The park boasts some unique features. One is a “medieval village” built in the middle of the park. This isn’t an actual medieval village, but something a bit more intriguing. While I long believed that the romantic views of medieval Europe began sometime in the 20th century, in fact, this was already present in the 1800’s.
Burgo Medieval: Copyright BigStock
During a World Expo of some kind in the 1800’s, the city of Torino built a romanticized recreation of a medieval village, called Borgo Medieval, in the Parco del Valentino. The Burgo Medieval was very popular and has remained in the park to this day. Luckily, it’s absolutely free to visit the Burgo Medieval, making it one of the best things to do in Turin for free.
Also in the park is a beautiful fountain that is a popular quiet spot for people to relax and spend time with each other. Not far away is a grassy expanse that is the prime picnicking territory.
However, if it is a Friday, there is no need to bring your own basket. Fluido is a bar on the banks of the Po that offers aperitivo. You can sit inside with a view of the water, or take your drink and food outside to sit on the grass and soak up the sunshine. When you need more food, just head back in. If you haven’t already fallen in love with Turin, you will.
Directly across the Po from Parco del Valentino is a hill that can be climbed for a good view of the city. It also a beautiful walk in its own right. The hill eventually heads towards the Basilica di Superga, but that is best not walked (in fact, I’m not even sure it is possible).
Torino’s Egyptian Museum
After the fall of the Napoleonic empire, Torino found itself in possession of Napoleon’s spoils of Egyptian plunder. Now independent again, a museum has been created to house these relics. They are on display in Torino’s Egyptian Museum in the heart of the city.
The Mole Antonelliana
Photo copyright: Bigstock
This is a massive structure and tower in Torino. It was originally meant to be a synagogue, but is now a museum of cinema. This reflects that fact the Torino was an epicenter of much Italian cinema.
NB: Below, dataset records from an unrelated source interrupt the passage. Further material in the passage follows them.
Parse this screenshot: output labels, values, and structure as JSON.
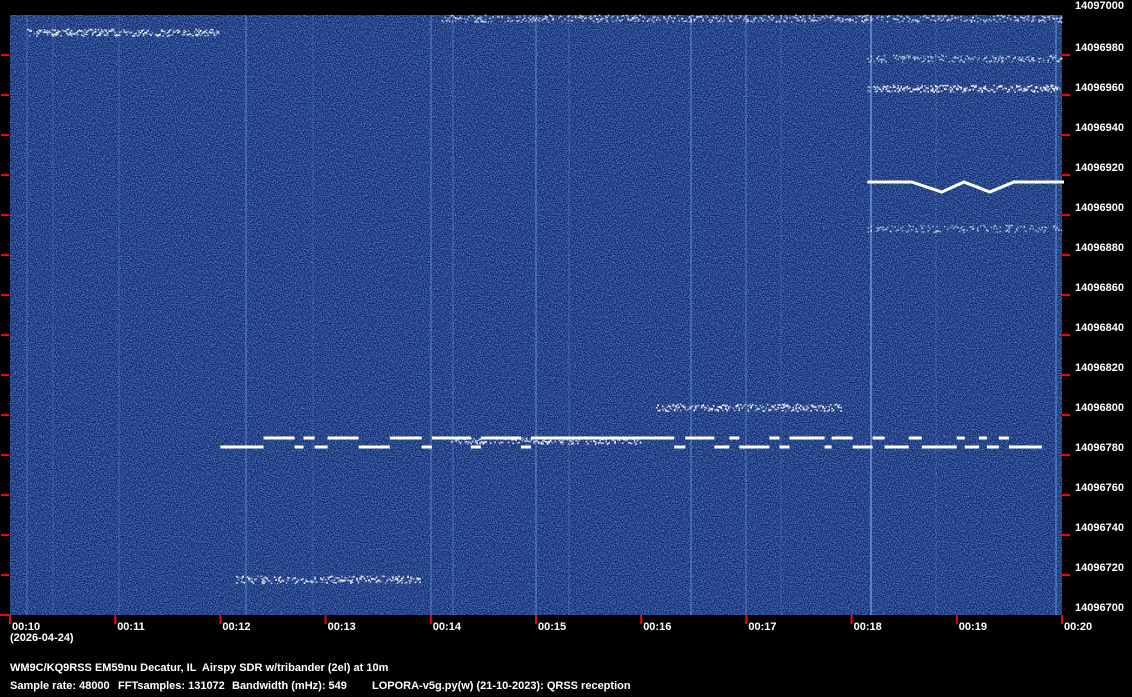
{
  "chart_data": {
    "type": "heatmap",
    "subtype": "spectrogram-waterfall",
    "x_unit": "minutes (UTC clock, mm)",
    "xlim_min": [
      10,
      20
    ],
    "ylim_hz": [
      14096700,
      14097000
    ],
    "x_ticks": [
      "00:10",
      "00:11",
      "00:12",
      "00:13",
      "00:14",
      "00:15",
      "00:16",
      "00:17",
      "00:18",
      "00:19",
      "00:20"
    ],
    "date_label": "(2026-04-24)",
    "y_ticks": [
      "14097000",
      "14096980",
      "14096960",
      "14096940",
      "14096920",
      "14096900",
      "14096880",
      "14096860",
      "14096840",
      "14096820",
      "14096800",
      "14096780",
      "14096760",
      "14096740",
      "14096720",
      "14096700"
    ],
    "bands": [
      {
        "t_start": 10.15,
        "t_end": 12.0,
        "freq_hz": 14096991,
        "intensity": 1.0
      },
      {
        "t_start": 14.1,
        "t_end": 20.0,
        "freq_hz": 14096998,
        "intensity": 0.55
      },
      {
        "t_start": 18.15,
        "t_end": 20.0,
        "freq_hz": 14096963,
        "intensity": 1.0
      },
      {
        "t_start": 18.15,
        "t_end": 20.0,
        "freq_hz": 14096978,
        "intensity": 0.45
      },
      {
        "t_start": 18.15,
        "t_end": 20.0,
        "freq_hz": 14096893,
        "intensity": 0.35
      },
      {
        "t_start": 16.14,
        "t_end": 17.9,
        "freq_hz": 14096803.5,
        "intensity": 0.95
      },
      {
        "t_start": 14.19,
        "t_end": 16.0,
        "freq_hz": 14096787,
        "intensity": 0.9
      },
      {
        "t_start": 12.15,
        "t_end": 13.9,
        "freq_hz": 14096717.5,
        "intensity": 0.9
      }
    ],
    "v_trace": {
      "points": [
        [
          18.15,
          14096916.5
        ],
        [
          18.571,
          14096916.5
        ],
        [
          18.857,
          14096911.5
        ],
        [
          19.067,
          14096916.5
        ],
        [
          19.314,
          14096911.5
        ],
        [
          19.543,
          14096916.5
        ],
        [
          20.019,
          14096916.5
        ]
      ]
    },
    "fsk_trace": {
      "levels_hz": [
        14096784,
        14096788.5
      ],
      "start_level": 0,
      "transitions_min": [
        12.0,
        12.41,
        12.705,
        12.79,
        12.895,
        13.019,
        13.314,
        13.61,
        13.914,
        14.01,
        14.381,
        14.476,
        14.857,
        14.952,
        16.314,
        16.419,
        16.695,
        16.838,
        16.933,
        17.219,
        17.314,
        17.41,
        17.743,
        17.81,
        18.01,
        18.2,
        18.314,
        18.543,
        18.667,
        19.0,
        19.076,
        19.21,
        19.286,
        19.4,
        19.495
      ],
      "end_min": 19.81
    },
    "colors": {
      "background": "#082266",
      "signal": "#ffffff",
      "tick": "#ff0000"
    }
  },
  "footer": {
    "station": "WM9C/KQ9RSS EM59nu Decatur, IL  Airspy SDR w/tribander (2el) at 10m",
    "sample_rate": "Sample rate: 48000",
    "fft_samples": "FFTsamples: 131072",
    "bandwidth": "Bandwidth (mHz): 549",
    "software": "LOPORA-v5g.py(w) (21-10-2023): QRSS reception"
  }
}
The museum is quite amazing, with reconstructions of the earliest theaters, enormous set pieces from various films, and props and costumes of others. One exhibition I attended featured all of the costumes worn by characters portrayed by the Oscar-winning actresses for the past two decades. In the upstairs, the museum also contains old projection and movie technology, exploring how we arrived at movies and cinema of the modern age.
Arcades in Turin
Like Milan with its famous arcades, you’ll find many beautiful historic arcades in Turin. There’s over 12 kilometers of arcades that are connected with another six kilometers of unconnected arcades, so get ready to get lost. It’s also great for shopping in Turin, especially for luxury stores. Via Roma is home to the luxury shopping in Turin although you won’t want to miss Piazza San Carlo. You can begin walking along the Turin arcades close to the Turin train station. Especially in summer, the arcades are a sight in Turin not to missed due to the abundant shade.
Chocolate in Turin
If you’re a chocolate lover, you won’t want to miss out on the Gianduja in Turin. This spread, the original Nutella, made with 30% hazelnut paste is the real deal. It dates back to the 1800s although chocolate lovers will also want to try the Gianduiotto, the namesake chocolate made with hazelnut pieces (a new idea then) and a paste of hazelnut/chocolate. My favorite chocolatier in Turin is Guido Gobino, known for their experimental chocolates in Turin! Chocolate lovers might also be curious about cremino, another local Piedmont chocolate also made with gianduja.
Have you been to Turin? If not, what would you love to see?